Nearly one-quarter of British Columbians are currently on waitlists to see medical specialists, and according to a new survey of B.C.’s doctors, that number is growing by 10 per cent each year with little relief in sight.
Meanwhile, because the province does not track specialist wait times province-wide, officials may understand a problem exists but lack data to fully measure it.
“People might think that the province has a sense of how long people are waiting for what service where, but they do not have any idea,” said Dr. Robert Carruthers, president of Consultant Specialists of BC, which was involved in conducting the survey.
He says the ministry also uses selective statistics to downplay the problem, focusing on the wait times for surgery after a specialist consultation while avoiding references to wait times to see a specialist in the first place.
“Frequently, the Ministry of Health will conflate surgical wait times with patients’ first consultation wait times,” he said.
Consultant Specialists of BC, Doctors of BC and BC Family Doctors surveyed more than 1,000 specialists and primary care physicians, finding a 10 per cent increase in average waitlist size between 2024 and 2025, following a similar increase the year before.
In addition, 80 per cent of specialists say the system is not meeting needs and is worsening over time, while 90 per cent report increased stress, burnout and moral distress. Nearly 5 per cent have closed their practices to new referrals, while 36 per cent are partially closed to new referrals or considering closing them in the next year.
Specialist doctors want the province to work with them on creating a better waitlist management system, with provisions that allow them to provide written advice to family doctors for less urgent cases, give them time in their week to manage waitlists and triage properly, and provide better data collection to create lists of who is waiting for what and where.
An obvious solution proposed by the province is to continue hiring more specialists, but it can be difficult to make an impact this way. Recently, the province touted the hiring of 40 to 50 new specialists, but Carruthers says thousands are needed. And introducing that many requires more workspaces and onboarding time.
Acknowledging the province’s financial pressures, he says these other proposals are low-cost solutions that could make a real impact.
In a statement, Health Minister Josie Osborne said the government is working to modernize referral pathways, reduce administrative burden and hire more doctors. The ministry also points out that B.C. has the highest number of specialists per capita and that the government is implementing some pooled referral systems, which have reduced wait times.
“Specialists play an important role in managing their waitlists, and our government has increased funding and taken actions to support this work,” Osborne said.
But B.C. Conservative Health critic Anna Kindy says “mismanagement” of the health care system is to blame, and that the lack of data tracking shows how little the government understands the crisis.

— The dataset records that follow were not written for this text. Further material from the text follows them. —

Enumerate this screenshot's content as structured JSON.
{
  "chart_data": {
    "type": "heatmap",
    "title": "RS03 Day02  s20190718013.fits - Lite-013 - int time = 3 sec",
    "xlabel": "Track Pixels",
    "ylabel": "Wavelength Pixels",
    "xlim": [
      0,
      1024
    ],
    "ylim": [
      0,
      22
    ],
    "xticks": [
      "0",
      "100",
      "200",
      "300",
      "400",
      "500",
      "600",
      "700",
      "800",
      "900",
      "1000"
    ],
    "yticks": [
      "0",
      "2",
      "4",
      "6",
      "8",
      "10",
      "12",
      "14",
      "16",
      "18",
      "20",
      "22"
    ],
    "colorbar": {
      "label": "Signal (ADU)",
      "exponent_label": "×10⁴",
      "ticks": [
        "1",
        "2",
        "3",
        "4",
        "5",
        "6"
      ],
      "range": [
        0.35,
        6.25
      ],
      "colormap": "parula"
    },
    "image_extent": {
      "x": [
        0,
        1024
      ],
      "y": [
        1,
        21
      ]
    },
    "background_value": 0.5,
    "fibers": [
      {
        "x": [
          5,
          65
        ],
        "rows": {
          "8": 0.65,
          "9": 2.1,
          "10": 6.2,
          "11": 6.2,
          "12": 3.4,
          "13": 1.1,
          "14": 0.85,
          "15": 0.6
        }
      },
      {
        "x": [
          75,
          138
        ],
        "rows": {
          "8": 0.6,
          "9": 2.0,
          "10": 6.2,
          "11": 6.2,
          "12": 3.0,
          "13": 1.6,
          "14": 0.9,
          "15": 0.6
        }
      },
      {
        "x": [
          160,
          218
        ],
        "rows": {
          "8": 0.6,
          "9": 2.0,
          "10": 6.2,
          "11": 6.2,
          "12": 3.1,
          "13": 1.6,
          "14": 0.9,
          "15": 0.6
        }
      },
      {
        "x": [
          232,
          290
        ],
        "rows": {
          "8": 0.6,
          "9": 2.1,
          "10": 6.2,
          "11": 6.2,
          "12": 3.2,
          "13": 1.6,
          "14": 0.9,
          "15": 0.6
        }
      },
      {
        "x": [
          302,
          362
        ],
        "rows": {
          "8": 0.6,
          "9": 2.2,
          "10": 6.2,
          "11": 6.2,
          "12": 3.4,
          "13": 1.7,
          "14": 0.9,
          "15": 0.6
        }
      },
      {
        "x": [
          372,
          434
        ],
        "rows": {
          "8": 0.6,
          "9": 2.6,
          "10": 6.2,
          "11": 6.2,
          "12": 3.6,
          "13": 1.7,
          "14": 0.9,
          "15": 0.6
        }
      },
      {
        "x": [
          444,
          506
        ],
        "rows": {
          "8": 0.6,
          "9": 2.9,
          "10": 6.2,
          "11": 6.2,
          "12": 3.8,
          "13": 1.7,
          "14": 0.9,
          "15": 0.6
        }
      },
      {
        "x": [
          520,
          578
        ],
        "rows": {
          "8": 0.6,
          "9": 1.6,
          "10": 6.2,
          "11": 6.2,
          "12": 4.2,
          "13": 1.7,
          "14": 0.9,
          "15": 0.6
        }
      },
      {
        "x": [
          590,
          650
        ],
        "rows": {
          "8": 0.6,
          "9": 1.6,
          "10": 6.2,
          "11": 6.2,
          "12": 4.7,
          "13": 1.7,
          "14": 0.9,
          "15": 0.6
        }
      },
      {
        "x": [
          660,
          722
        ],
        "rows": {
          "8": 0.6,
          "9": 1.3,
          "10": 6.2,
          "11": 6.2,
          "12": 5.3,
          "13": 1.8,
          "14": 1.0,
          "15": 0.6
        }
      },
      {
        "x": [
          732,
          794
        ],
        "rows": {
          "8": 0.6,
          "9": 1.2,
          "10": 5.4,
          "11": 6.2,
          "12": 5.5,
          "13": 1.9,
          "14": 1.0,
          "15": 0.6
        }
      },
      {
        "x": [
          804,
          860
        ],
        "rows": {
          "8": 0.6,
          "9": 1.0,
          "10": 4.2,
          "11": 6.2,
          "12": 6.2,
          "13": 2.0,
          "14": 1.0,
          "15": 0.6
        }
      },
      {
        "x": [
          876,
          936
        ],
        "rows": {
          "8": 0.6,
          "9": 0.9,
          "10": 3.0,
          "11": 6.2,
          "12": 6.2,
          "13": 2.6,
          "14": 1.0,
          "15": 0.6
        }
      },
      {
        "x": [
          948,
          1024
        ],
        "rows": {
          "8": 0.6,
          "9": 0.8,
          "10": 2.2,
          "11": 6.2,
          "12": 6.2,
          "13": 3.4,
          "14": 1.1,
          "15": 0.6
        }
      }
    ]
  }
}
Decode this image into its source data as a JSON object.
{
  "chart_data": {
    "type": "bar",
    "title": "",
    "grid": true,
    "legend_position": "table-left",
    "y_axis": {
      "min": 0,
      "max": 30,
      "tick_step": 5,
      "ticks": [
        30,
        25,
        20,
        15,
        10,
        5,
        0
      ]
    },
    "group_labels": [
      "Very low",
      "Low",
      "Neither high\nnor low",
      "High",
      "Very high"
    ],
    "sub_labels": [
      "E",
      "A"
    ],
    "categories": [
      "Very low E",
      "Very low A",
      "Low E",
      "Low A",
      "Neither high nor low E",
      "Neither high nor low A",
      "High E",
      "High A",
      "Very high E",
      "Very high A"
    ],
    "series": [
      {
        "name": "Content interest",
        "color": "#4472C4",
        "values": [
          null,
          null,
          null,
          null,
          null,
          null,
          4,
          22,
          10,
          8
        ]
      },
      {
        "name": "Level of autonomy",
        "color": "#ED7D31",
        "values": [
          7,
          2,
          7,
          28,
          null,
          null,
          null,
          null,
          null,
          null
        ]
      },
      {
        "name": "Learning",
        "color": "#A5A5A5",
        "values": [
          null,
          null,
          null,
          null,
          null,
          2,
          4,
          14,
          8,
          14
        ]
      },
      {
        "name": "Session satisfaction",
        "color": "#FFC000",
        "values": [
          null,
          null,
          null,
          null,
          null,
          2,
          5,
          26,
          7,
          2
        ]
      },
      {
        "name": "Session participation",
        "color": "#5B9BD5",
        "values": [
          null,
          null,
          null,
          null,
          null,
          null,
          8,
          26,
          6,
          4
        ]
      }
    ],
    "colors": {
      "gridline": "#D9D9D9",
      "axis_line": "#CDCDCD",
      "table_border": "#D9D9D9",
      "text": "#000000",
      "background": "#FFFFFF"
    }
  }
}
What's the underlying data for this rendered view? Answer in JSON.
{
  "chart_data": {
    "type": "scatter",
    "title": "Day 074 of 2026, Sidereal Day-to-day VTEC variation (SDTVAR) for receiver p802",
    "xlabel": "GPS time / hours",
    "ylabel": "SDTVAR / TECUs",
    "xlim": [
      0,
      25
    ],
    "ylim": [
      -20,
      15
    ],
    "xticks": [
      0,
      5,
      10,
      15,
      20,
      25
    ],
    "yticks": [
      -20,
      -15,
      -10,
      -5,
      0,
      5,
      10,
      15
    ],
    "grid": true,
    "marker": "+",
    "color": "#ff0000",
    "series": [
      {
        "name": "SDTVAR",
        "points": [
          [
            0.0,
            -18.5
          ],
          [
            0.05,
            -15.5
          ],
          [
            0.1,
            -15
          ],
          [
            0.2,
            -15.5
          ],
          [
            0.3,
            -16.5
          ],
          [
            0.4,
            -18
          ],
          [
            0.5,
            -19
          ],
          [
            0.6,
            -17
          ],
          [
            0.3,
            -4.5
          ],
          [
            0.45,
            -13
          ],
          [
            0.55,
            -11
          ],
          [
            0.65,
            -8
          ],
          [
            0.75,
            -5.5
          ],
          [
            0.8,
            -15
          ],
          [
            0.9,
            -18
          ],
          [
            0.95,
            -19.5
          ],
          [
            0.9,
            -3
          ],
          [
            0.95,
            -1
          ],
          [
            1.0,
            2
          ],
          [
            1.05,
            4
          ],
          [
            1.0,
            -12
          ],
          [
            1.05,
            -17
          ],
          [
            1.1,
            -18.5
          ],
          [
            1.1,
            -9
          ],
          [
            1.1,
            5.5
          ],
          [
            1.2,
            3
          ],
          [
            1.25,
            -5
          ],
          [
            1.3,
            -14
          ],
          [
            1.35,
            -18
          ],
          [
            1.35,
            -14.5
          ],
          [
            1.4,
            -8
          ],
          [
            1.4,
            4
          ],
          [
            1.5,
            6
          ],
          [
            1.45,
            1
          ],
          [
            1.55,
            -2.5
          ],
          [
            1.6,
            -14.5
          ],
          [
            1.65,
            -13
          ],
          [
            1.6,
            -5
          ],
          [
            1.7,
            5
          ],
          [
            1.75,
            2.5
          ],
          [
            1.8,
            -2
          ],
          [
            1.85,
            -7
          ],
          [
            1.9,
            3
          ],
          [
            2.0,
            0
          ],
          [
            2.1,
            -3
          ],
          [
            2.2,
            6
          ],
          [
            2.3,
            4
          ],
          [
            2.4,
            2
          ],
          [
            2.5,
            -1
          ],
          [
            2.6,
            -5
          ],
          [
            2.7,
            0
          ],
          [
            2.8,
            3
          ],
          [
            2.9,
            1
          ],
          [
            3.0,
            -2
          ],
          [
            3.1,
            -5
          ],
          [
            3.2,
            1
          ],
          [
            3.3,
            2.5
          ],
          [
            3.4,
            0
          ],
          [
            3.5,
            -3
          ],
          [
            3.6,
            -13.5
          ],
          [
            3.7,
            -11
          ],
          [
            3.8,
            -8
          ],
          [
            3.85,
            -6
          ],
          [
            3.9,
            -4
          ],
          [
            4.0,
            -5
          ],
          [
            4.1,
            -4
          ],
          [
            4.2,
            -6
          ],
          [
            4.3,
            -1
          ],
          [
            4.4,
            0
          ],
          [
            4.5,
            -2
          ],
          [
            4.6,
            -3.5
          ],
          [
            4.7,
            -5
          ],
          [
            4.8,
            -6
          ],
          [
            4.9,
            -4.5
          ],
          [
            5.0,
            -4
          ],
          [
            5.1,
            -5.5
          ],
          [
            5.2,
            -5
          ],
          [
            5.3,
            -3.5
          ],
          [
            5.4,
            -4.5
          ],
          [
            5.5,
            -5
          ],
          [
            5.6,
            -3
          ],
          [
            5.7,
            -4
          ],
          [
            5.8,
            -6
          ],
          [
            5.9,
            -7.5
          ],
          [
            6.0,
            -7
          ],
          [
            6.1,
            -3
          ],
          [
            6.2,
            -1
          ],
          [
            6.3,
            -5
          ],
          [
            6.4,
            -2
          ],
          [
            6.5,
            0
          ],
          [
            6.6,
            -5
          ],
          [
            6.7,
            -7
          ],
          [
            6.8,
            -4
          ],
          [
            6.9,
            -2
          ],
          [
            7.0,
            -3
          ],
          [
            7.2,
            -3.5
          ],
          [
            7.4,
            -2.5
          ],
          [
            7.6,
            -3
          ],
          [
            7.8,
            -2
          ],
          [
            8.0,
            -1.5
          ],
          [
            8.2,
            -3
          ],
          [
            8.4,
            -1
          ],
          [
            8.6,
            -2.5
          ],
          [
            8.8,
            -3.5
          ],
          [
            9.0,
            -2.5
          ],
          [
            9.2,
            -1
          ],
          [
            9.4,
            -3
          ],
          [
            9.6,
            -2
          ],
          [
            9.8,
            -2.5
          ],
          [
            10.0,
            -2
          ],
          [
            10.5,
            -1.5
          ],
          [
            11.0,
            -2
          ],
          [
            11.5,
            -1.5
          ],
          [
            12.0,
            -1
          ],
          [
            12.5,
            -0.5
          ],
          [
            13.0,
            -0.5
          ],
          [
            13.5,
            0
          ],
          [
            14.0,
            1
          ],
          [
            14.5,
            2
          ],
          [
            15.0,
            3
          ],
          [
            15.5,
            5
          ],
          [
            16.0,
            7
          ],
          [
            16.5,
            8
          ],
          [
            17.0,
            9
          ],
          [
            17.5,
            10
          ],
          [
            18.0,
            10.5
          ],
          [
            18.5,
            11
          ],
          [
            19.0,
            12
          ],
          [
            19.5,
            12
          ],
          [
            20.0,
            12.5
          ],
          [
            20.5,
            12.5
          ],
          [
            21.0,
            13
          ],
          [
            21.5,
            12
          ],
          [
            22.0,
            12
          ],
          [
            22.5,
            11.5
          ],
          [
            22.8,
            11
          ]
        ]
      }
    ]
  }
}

“This government is failing patients and specialists alike, and it is getting worse every single year,” she said in a written statement.
A long time in the making
Carruthers says medical providers have known a crisis was looming for a long time. The demographic changes are obvious — baby boomers are getting older and need more care. Simultaneously, B.C.’s population has grown, increasing from roughly 4.7 million in 2014 to 5.7 million in 2024.
Compounding this is the knock-on effects of the province’s progress in addressing the primary care crisis. With more visits to family doctors come more referrals, hence the proposal to allow specialists to provide advice and “wait and see” before scheduling an appointment.
Carruthers’s specialty is neurology, treating patients with conditions such as multiple sclerosis and Parkinson’s. He explained that even short waits can be extremely impactful.
“I accepted a referral to my clinic in Prince George for a young man who likely had multiple sclerosis, and in the time between when we accepted the referral and when I saw him, he basically became unable to walk in a month,” Carruthers said.
The survey found the average wait time for urgent cases is four weeks. But for non-urgent cases, it is 10 months — and it can be more than a year for some specialists. Such is the case for people dealing with a tremor and waiting to be evaluated for Parkinson’s.
“Living with that kind of uncertainty and disability is very difficult,” Carruthers said.
At times, he said, it feels to doctors like putting less severe patients lower down on waitlists is now essentially a denial of care, causing “moral injury” for specialists forced to make these sorts of choices.